Nadk2 Expresses Multiple Isoforms

We next wondered whether some genes express more than two major isoforms in HSCs. We zoomed in on the nicotinamide adenine dinucleotide (NAD) kinase 2 mitochondrial gene (Nadk2), which codes for a metabolic enzyme that phosphorylates NAD+ into NADP+. Nadk2 is a rather large gene, with 13 exons stretching over almost 40 kb (Figure S4C). Our IGV analysis had indicated that several of its exons might be spliced out or retained (Figures S4C–S4J), generating multiple isoforms expressed in HSCs (Figures S4G–S4I). qRT-PCR validation found good agreement with the RNA-seq data (Figures S4C–S4J).
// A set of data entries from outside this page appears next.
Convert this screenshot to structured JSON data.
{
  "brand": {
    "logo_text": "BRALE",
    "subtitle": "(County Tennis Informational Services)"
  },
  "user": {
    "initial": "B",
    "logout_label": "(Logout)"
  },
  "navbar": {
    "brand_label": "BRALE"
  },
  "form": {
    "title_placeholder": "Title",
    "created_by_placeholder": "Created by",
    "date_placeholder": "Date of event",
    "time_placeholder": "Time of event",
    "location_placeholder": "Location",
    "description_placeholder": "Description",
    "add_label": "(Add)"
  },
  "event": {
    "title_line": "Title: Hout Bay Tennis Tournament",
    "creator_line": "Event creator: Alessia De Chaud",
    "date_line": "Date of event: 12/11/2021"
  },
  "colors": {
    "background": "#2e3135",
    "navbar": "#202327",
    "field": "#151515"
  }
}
A Sashimi plot clearly shows multiple alternative transcripts in Nadk2 (Figure S4H). Intriguingly, it is still possible that multiple exons combine into various isoforms, and we attribute the identified junctions to specific transcripts, although this is not certain. Methods such as RNA-seq or qPCR, which record short fragments of the gene, cannot directly determine the presence of unconventional transcripts that assemble exons in a unique way when multiple splice junctions are present at substantial frequencies.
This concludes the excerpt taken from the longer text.